According to the company’s AI architect, it would take over 48 hours to process only 7 days of data on CPU clusters. Compared that to the 5-hour result for Nvidia’s accelerator which involved a month’s worth of data. 

So the AI expert suggested that:

“… if a job is taking too long and you have a lot of data, turn on GPUs — with Spark, the same code that runs on CPUs runs on GPUs.”

Adobe also tried Nvidia’s green computing tech on its Intelligent Services platform, a tool helping marketers speed analytics using AI. They discovered that a single Nvidia GPU node can beat a 16-node CPU cluster by 33% while decreasing computing costs by 70% with the help of RAPIDS Accelerator. 

Adobe’s engineers also found out that the same green computing trained an AI model 7x faster than running on CPUs. That represents a 90% cost reduction in training AI models

To validate the gains of Nvidia’s sustainable computing, the IRS reported a 20x speed improvement by using GPU-powered computers. And that’s half the cost of doing it on CPUs. 
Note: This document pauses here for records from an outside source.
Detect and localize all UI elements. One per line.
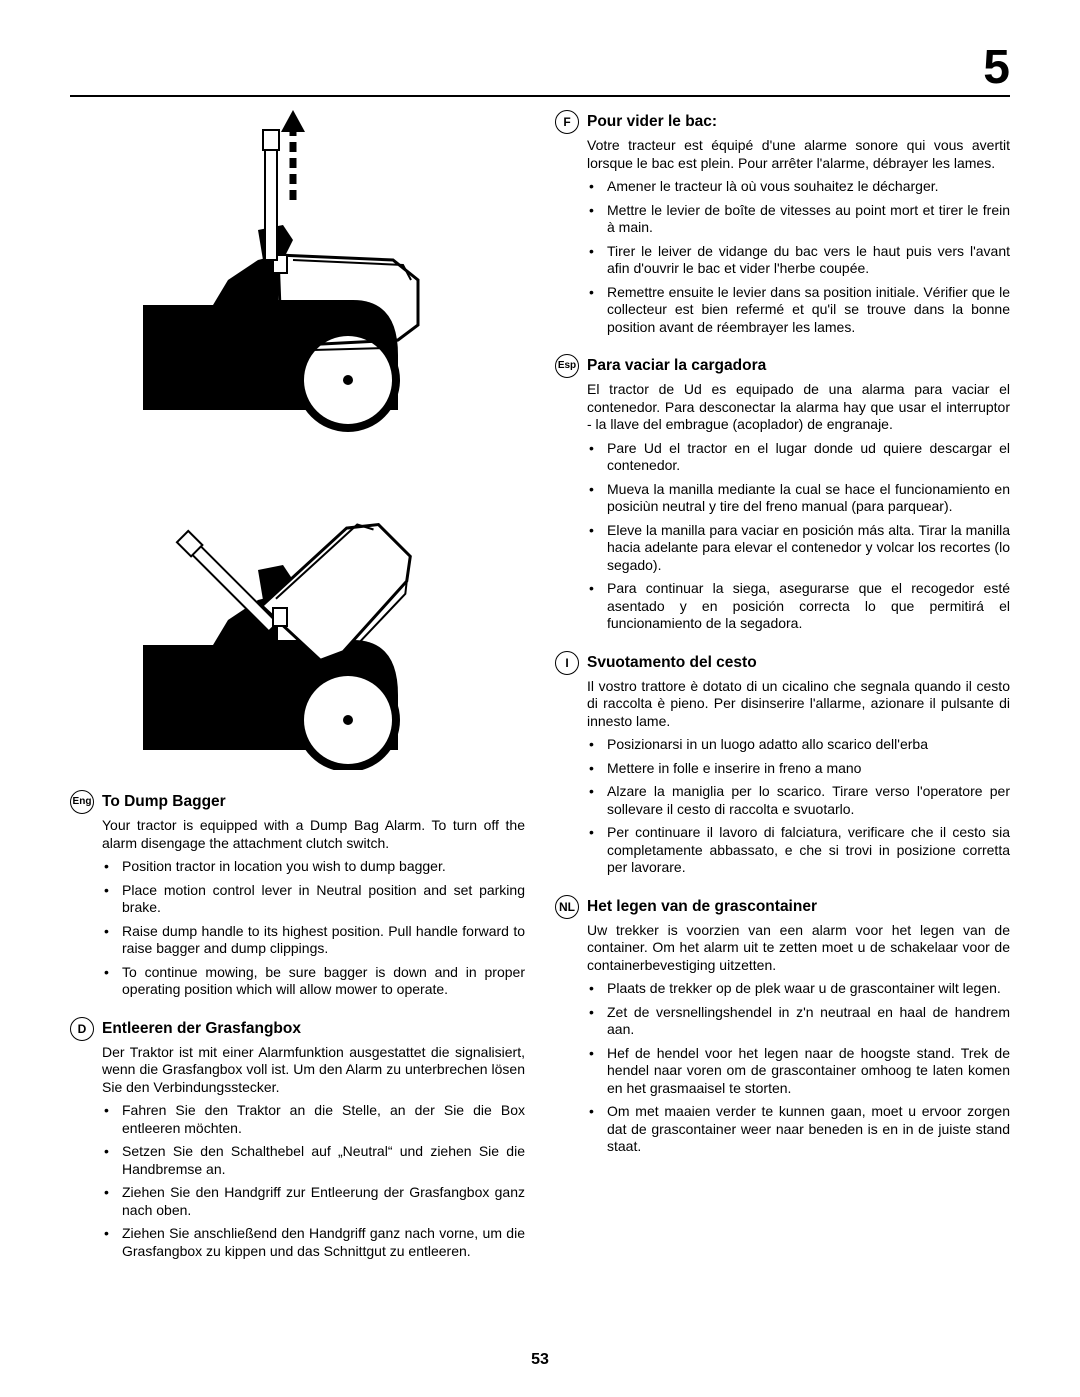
- section-title: Het legen van de grascontainer: [587, 898, 817, 916]
- tractor-bagger-diagram: [143, 110, 453, 770]
- bullet-item: Eleve la manilla para vaciar en posición…: [587, 522, 1010, 575]
- bullet-item: Pare Ud el tractor en el lugar donde ud …: [587, 440, 1010, 475]
- section-intro: Il vostro trattore è dotato di un cicali…: [587, 678, 1010, 731]
- section-title: Entleeren der Grasfangbox: [102, 1020, 301, 1038]
- section: I Svuotamento del cesto Il vostro trattore…: [555, 651, 1010, 877]
- page: 5: [0, 0, 1080, 1397]
- bullet-item: Position tractor in location you wish to…: [102, 858, 525, 876]
- section: Esp Para vaciar la cargadora El tractor de…: [555, 354, 1010, 633]
- bullet-item: Amener le tracteur là où vous souhaitez …: [587, 178, 1010, 196]
- bullet-list: Pare Ud el tractor en el lugar donde ud …: [587, 440, 1010, 633]
- section-head: Esp Para vaciar la cargadora: [555, 354, 1010, 378]
- bullet-list: Amener le tracteur là où vous souhaitez …: [587, 178, 1010, 336]
- bullet-list: Fahren Sie den Traktor an die Stelle, an…: [102, 1102, 525, 1260]
- section: NL Het legen van de grascontainer Uw trekk…: [555, 895, 1010, 1156]
- bullet-item: Posizionarsi in un luogo adatto allo sca…: [587, 736, 1010, 754]
- bullet-item: Hef de hendel voor het legen naar de hoo…: [587, 1045, 1010, 1098]
- language-badge: F: [555, 110, 579, 134]
- language-badge: NL: [555, 895, 579, 919]
- bullet-item: Mettere in folle e inserire in freno a m…: [587, 760, 1010, 778]
- page-number-top: 5: [983, 40, 1010, 95]
- content: Eng To Dump Bagger Your tractor is equippe…: [70, 110, 1010, 1278]
- section-intro: Your tractor is equipped with a Dump Bag…: [102, 817, 525, 852]
- right-sections: F Pour vider le bac: Votre tracteur est éq…: [555, 110, 1010, 1156]
- section: D Entleeren der Grasfangbox Der Traktor is…: [70, 1017, 525, 1261]
- language-badge: D: [70, 1017, 94, 1041]
- section-head: F Pour vider le bac:: [555, 110, 1010, 134]
- bullet-list: Plaats de trekker op de plek waar u de g…: [587, 980, 1010, 1156]
- section-title: Svuotamento del cesto: [587, 654, 757, 672]
- section-title: To Dump Bagger: [102, 793, 226, 811]
- section-head: Eng To Dump Bagger: [70, 790, 525, 814]
- bullet-item: Ziehen Sie anschließend den Handgriff ga…: [102, 1225, 525, 1260]
- bullet-item: Remettre ensuite le levier dans sa posit…: [587, 284, 1010, 337]
- section-title: Para vaciar la cargadora: [587, 357, 766, 375]
- bullet-list: Position tractor in location you wish to…: [102, 858, 525, 999]
- bullet-item: Per continuare il lavoro di falciatura, …: [587, 824, 1010, 877]
- bagger-illustration: [70, 110, 525, 770]
- language-badge: I: [555, 651, 579, 675]
- bullet-item: Tirer le leiver de vidange du bac vers l…: [587, 243, 1010, 278]
- bullet-item: Plaats de trekker op de plek waar u de g…: [587, 980, 1010, 998]
- section-head: NL Het legen van de grascontainer: [555, 895, 1010, 919]
- bullet-item: Om met maaien verder te kunnen gaan, moe…: [587, 1103, 1010, 1156]
- bullet-item: Para continuar la siega, asegurarse que …: [587, 580, 1010, 633]
- bullet-item: Setzen Sie den Schalthebel auf „Neutral“…: [102, 1143, 525, 1178]
- bullet-item: Zet de versnellingshendel in z'n neutraa…: [587, 1004, 1010, 1039]
- bullet-list: Posizionarsi in un luogo adatto allo sca…: [587, 736, 1010, 877]
- section-title: Pour vider le bac:: [587, 113, 717, 131]
- language-badge: Eng: [70, 790, 94, 814]
- bullet-item: Mettre le levier de boîte de vitesses au…: [587, 202, 1010, 237]
- section: Eng To Dump Bagger Your tractor is equippe…: [70, 790, 525, 999]
- section-intro: El tractor de Ud es equipado de una alar…: [587, 381, 1010, 434]
- bullet-item: Alzare la maniglia per lo scarico. Tirar…: [587, 783, 1010, 818]
- section-intro: Der Traktor ist mit einer Alarmfunktion …: [102, 1044, 525, 1097]
- section-head: I Svuotamento del cesto: [555, 651, 1010, 675]
- language-badge: Esp: [555, 354, 579, 378]
- section-intro: Uw trekker is voorzien van een alarm voo…: [587, 922, 1010, 975]
- bullet-item: To continue mowing, be sure bagger is do…: [102, 964, 525, 999]
- bullet-item: Mueva la manilla mediante la cual se hac…: [587, 481, 1010, 516]
- page-number-bottom: 53: [0, 1351, 1080, 1369]
- right-column: F Pour vider le bac: Votre tracteur est éq…: [555, 110, 1010, 1278]
- bullet-item: Place motion control lever in Neutral po…: [102, 882, 525, 917]
- section-head: D Entleeren der Grasfangbox: [70, 1017, 525, 1041]
- left-column: Eng To Dump Bagger Your tractor is equippe…: [70, 110, 525, 1278]
- bullet-item: Ziehen Sie den Handgriff zur Entleerung …: [102, 1184, 525, 1219]
- section-intro: Votre tracteur est équipé d'une alarme s…: [587, 137, 1010, 172]
- top-rule: [70, 95, 1010, 97]
- bullet-item: Raise dump handle to its highest positio…: [102, 923, 525, 958]
- section: F Pour vider le bac: Votre tracteur est éq…: [555, 110, 1010, 336]
- bullet-item: Fahren Sie den Traktor an die Stelle, an…: [102, 1102, 525, 1137]
- left-sections: Eng To Dump Bagger Your tractor is equippe…: [70, 790, 525, 1260]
The IRS test analyzed over a 3 terabyte dataset, which the accelerated Spark cluster successfully processed. 

Nvidia further eases adoption by offering an accelerated Spark analysis tool, allowing users to explore the benefits without code changes and tailor GPU acceleration to their specific workloads.

As companies tread the path towards sustainability, the fusion of accelerated green computing and initiatives for climate becomes a crucial force. By integrating sustainable technology, like Nvidia’s RAPIDS Accelerator, into their operations, companies can drive profitability, speed up processes, and reduce carbon emissions, contributing to a greener future.